De modo contínuo, o Design constrói e é construído por cultura, situações e comportamentos. O desenvolvimento da área de Design, seja pelo aprimoramento de processos, métodos e ferramentas, ou pela ânsia empresarial por inovação, tem valorizado atividades criativas. Nesse sentido, o design passou a abarcar outros campos, tais como: Design de serviços; Design de território; Design estratégico.

Mas Design de que?

O que já era difícil de ser clarificado, tornou-se tarefa ainda mais complicada! A expectativa do resultado tangível de design por parte do público em geral, entendendo design muitas vezes como «atributo estético de algo», pode sustentar a cultura do «design como fim». Ao mesmo tempo, é natural o interesse, expertise e de fundamental importância o designer envolver-se e aprimorar-se em algum fazer específico (design de algo).

Por outro lado, a percepção do «design de algo» muitas vezes restringe a concepção do Design como um modo de trabalho a partir de problemas, em um processo que cria empatia com usuários ao mesmo tempo que entende necessidades do contratante, de modo criativo e dinâmico, orientado para soluções.

Entretanto, para ampliar a compreensão das habilidades e competências profissionais em Design, aumentando a percepção de valor da área, é importante a adoção de uma postura coesa que considere o «design como design»: design como princípio, design como meio de resolver problemas, design como um percurso, e não apenas como um resultado específico.

É inegável a importância de designers, instituições e empresas de Design sustentarem a lógica de «design como processo de projeto» que pode congregar as mais diversas áreas de atuação.
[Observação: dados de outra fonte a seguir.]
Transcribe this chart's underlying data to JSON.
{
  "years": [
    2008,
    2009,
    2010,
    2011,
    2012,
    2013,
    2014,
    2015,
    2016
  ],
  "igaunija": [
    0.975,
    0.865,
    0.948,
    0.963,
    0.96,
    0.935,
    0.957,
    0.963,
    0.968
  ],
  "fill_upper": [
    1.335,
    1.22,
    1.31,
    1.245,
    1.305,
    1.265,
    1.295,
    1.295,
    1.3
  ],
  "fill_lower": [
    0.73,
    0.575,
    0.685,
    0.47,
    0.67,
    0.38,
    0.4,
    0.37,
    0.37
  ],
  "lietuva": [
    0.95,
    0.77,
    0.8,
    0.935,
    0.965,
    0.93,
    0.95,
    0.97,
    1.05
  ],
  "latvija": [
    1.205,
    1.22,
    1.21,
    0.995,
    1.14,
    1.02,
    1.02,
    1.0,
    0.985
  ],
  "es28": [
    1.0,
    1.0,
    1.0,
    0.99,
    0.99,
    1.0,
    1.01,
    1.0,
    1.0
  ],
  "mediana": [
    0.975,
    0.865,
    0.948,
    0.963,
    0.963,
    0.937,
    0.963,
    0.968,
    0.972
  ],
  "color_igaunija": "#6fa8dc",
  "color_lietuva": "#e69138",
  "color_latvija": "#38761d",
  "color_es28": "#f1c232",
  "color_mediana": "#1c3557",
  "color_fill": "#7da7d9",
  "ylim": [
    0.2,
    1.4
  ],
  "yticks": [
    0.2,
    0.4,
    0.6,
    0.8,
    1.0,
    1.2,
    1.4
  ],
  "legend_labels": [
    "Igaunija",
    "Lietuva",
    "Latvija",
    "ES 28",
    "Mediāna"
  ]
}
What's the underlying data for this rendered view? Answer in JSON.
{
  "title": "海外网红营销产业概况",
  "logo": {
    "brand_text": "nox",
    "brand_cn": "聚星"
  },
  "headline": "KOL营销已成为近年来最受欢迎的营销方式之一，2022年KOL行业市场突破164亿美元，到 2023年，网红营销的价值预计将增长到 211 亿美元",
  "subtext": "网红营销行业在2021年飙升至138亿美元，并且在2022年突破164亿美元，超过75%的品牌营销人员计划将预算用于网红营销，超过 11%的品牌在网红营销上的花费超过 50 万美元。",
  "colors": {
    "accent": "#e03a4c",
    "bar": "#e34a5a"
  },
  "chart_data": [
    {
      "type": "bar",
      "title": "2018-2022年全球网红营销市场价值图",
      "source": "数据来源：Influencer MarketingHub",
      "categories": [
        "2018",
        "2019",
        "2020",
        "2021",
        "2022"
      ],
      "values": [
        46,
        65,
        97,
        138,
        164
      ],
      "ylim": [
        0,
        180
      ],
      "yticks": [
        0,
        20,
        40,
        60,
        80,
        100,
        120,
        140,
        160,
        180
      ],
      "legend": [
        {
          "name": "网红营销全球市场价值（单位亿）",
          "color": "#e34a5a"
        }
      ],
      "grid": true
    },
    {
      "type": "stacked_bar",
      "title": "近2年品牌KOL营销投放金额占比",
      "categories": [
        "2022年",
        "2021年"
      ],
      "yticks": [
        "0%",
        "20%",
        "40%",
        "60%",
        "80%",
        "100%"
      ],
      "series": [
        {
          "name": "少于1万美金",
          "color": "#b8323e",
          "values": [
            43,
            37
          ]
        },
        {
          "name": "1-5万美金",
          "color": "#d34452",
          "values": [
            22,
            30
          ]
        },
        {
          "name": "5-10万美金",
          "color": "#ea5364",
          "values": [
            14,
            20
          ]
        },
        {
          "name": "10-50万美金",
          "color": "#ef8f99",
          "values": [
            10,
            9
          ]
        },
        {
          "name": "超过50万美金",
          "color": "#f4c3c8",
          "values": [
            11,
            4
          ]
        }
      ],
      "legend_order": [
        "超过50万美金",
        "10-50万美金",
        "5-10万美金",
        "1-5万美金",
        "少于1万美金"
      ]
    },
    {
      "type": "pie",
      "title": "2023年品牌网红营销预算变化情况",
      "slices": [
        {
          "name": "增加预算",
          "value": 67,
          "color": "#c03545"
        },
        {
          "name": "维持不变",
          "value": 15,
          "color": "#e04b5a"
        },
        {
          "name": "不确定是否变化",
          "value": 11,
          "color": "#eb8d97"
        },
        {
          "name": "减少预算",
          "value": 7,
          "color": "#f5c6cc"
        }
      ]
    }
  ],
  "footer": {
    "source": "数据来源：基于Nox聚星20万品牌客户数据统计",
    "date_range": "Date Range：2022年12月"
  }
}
Evidentemente, o Design contribui para diferentes esferas da sociedade e tem como grande artifício o pensamento de modo abrangente capaz de conciliar necessidades conflitantes de empresas e dos usuários. Como uma atividade de projetação, o Design deve contemplar todo o espectro de subcategorias e áreas fins em que o designer pode atuar.

Quando o Design é fracionado, perde-se força. Considerar e difundir o design como um processo, quem sabe, poderá contribuir para uma nova percepção do mercado e, consequentemente, para fortalecimento e consolidação da área.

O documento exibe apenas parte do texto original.